Okay, so after successfully networking like a real ~adult~, it came time for me to start submitting applications. This is where the all-important—and all-anxiety-inducing—cover letter comes back in. I have written 25 cover letters throughout this entire application process (some organizations had multiple open positions under the same application). In all these letters, I have learned that the task of writing the cover letter, or even filling out the application, does not get any easier, but your attitude can make the whole task less daunting. If you approach every cover letter like it’s the make or break test for your entire future, then the pressure will be paralyzing. And while yes, the cover letter is important, it also doesn’t mean anything in the present moment. At this stage of your life as a college student, you don’t have a career at stake or people depending on you, so you have the luxury of being unflinchingly sincere in your letter. You can talk about what you want to learn on the job and what you bring to the table. Talk about how this internship opportunity will help you grow and achieve your goals in college. Talk about why you connect with the organization, even if it's not on a very deep level at this point. No matter what, just keep a positive attitude about the whole internship application process, and the right doors should open themselves. So let your guard down a little and let the person on the other side of the application get to know you. You have nothing to lose and everything to gain.

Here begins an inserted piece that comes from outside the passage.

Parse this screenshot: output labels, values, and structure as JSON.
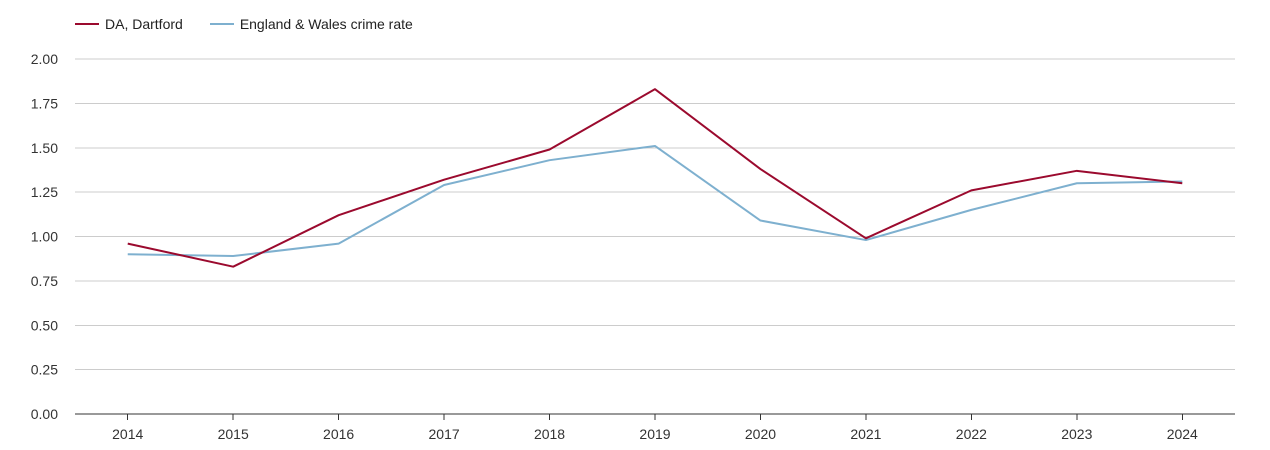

Finally, I hit submit, nailed the interview, and walked away feeling confident that I got the job. But then, two weeks later, I got an email that stated "unfortunately, we are unable to offer you a position at this time." I was dumbfounded; I did everything right, so how could they have rejected me? This brings me to my next point—despite everything you can do, the internship application process will always be partly out of your control. You relinquish all power once you finish the application. And even though you did everything right, you might not get the internship for reasons that have nothing to do with you. For example, last week I found out that I didn’t get an internship with a media company in my hometown simply because they decided there was no money in the budget to hire a part-time intern. The initial moments after receiving the rejection sucked, and it stung because I really wanted that position and worked so hard to only have it pulled out from under me at the last minute. But after these first feelings of disappointment, I made the decision to move on. As important as it is to try hard in the internship application process, it's equally as important to move on after a rejection. Nothing in life is ever truly in your control anyway. So take the rejections in stride, keep moving forward, and celebrate when that internship finds you—because it will.

man with hand extended to shake hand

As of right now, I have yet to secure a summer internship, but as the days grow longer and the summer draws closer, I find that I'm no longer nervous about finding "the perfect internship" because "the perfect internship" doesn’t exist. In truth, it has never truly existed for anyone who has gone through this process. Perfect is a relative term and no matter how good a position may seem, there will always be at least one drawback. However, despite all this, I have faith that if I just keep networking, stay authentic, and never give up, then the right opportunity will present itself to me when I least expect it.